Shaming Vs Sharing
Recently I’ve noticed the phase Mom Shaming being used, a lot. I’ve also noticed a lot of mom guilt. And a whole bunch of ladies who seem to have the two confused.
Let me take a moment to admit I’ve done some mom shaming my self. And I am whole heartily sorry. It wasn’t my intention to hurt anyone. Honestly it was a combination of frustration, defensiveness, and self righteousness that effected my statements…learning to be both bold, and kind is rather rough at times. So again, I’m sorry. And feel free to call me out on it, if and when I do it again.

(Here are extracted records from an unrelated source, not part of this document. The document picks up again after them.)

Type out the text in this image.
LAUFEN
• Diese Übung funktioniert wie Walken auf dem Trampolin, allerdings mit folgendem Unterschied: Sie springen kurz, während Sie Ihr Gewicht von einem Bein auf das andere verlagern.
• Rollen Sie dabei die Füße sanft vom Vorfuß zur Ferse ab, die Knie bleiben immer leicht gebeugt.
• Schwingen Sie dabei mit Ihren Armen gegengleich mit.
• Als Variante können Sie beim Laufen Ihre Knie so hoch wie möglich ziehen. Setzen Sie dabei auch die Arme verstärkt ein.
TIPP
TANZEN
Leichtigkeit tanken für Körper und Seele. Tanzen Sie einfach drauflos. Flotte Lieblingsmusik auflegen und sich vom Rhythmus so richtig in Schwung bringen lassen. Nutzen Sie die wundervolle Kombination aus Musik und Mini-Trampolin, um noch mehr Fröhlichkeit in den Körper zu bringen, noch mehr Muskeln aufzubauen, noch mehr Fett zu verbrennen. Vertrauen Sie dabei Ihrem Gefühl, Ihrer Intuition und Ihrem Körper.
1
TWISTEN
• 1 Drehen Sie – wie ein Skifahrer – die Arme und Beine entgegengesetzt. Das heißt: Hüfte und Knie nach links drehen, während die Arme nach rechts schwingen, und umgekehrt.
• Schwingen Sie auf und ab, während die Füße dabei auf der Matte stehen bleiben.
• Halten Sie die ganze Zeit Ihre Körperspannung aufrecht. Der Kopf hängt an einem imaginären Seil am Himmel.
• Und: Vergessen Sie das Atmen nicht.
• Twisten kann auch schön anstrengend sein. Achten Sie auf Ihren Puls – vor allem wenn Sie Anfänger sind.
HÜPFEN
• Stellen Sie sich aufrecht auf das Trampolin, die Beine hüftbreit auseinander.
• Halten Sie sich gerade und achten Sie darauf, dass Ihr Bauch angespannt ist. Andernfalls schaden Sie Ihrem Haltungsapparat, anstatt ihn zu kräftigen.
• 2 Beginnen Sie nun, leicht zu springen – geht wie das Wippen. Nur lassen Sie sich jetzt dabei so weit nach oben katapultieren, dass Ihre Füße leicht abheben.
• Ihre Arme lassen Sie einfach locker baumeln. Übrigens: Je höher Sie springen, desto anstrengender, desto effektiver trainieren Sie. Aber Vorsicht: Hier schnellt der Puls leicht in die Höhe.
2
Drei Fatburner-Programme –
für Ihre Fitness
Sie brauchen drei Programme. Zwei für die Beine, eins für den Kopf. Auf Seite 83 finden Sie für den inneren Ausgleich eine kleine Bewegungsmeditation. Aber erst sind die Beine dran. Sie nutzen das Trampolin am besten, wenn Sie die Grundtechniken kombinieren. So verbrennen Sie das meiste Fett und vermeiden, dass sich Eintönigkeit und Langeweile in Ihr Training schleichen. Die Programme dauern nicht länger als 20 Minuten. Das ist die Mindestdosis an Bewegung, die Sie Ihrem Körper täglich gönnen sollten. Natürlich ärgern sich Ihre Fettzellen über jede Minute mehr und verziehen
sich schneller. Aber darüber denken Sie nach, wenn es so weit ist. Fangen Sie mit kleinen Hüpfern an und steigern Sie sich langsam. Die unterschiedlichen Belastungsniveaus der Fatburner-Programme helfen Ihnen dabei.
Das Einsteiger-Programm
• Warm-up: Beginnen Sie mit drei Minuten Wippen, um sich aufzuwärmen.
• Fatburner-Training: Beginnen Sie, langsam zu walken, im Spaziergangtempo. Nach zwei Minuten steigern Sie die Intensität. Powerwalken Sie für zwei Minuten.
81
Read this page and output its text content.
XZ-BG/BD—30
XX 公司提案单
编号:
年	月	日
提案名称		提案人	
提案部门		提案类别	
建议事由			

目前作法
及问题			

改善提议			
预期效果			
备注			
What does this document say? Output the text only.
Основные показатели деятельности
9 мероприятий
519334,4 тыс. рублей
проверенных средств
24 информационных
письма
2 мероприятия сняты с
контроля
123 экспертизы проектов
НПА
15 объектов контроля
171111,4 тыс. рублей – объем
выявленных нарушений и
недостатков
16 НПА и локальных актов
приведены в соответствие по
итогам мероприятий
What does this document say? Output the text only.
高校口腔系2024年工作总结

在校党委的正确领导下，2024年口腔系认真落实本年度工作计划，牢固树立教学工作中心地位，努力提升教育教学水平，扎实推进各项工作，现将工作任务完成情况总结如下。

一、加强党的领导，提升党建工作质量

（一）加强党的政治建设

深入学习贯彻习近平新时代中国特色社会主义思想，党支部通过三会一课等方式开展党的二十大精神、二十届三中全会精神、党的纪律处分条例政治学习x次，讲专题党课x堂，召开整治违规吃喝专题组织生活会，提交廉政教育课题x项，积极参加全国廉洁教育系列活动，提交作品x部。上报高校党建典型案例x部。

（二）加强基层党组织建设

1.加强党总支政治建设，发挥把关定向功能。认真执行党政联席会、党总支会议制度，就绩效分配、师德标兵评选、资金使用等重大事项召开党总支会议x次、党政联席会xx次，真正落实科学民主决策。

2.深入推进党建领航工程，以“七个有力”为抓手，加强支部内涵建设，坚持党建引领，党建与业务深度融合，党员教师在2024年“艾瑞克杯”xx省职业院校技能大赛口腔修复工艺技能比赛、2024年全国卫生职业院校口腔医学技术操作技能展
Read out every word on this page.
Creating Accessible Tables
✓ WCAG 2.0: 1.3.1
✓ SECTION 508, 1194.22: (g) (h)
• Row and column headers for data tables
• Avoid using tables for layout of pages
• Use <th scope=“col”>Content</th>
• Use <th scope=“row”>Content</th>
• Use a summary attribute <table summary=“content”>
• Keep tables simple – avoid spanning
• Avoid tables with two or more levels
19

So like I was getting at, there have been mothers who believed they where being shamed because they felt guilty. Or there where women who believed something shouldn’t be said because it could make someone feel guilty, therefore making it mommy shaming. Um no. That my friends is not how that works. While we should be considerate of one another, we are not – are NOT – responsible for another persons guilty feelings. Let’s look at some scenarios to expound on what I’m talking about.
If you say “Oh I’ve had the perfect day! The baby never cried, and he and my toddler took a 2 hour nap, at the same time! And she is fully potty trained now…I was even able to clean up right after dinner, and had some quiet time with my husband”. And I’m sitting here feeling guilty because I know your potty trained child is younger then mine, my teething infant was fussy all-day-long, and we ate boxed mac & cheese…that my husband cooked…and he had to wash the pot BEFORE he could use it. It’s not your fault that I feel guilty. I should address those feeling on my end. But just because someone share their experience, and it triggers guilt. That is still not shaming me.
Now if someone was to post “I’ve had the perfect day! All my kids took a nice long nap. If moms would just step up and sleep train their babies rather then holding them, or nursing them to sleep all-the-time, then maybe they would get stuff done, and be happy like me.” That is mom shaming. If she didn’t want to be self righteous, she could have said something more like “I’m so glad I’ve sleep trained, because it allows me to get more done.”
If a mom says “Yay, I’ve exclusively breast-fed for 8 months!” And you struggled, or simply chose to bottle feed. That’s doesn’t mean she was shaming you. She is sharing her story.
If a mom shares car seat info, that’s not shaming. If she makes a snide remark assuming everyone who does it wrong just doesn’t care. That is shaming.
Just because one mom say “I did it this way” doesn’t mean she was also say “your doing it wrong”.
Being a mom is so hard at times. We should be going out of our way to treat one another with compassion.
I just wanted add that I will keep sharing my strong opinions. But I’ll try to do it with compassion, understanding, kindness, and without judgement.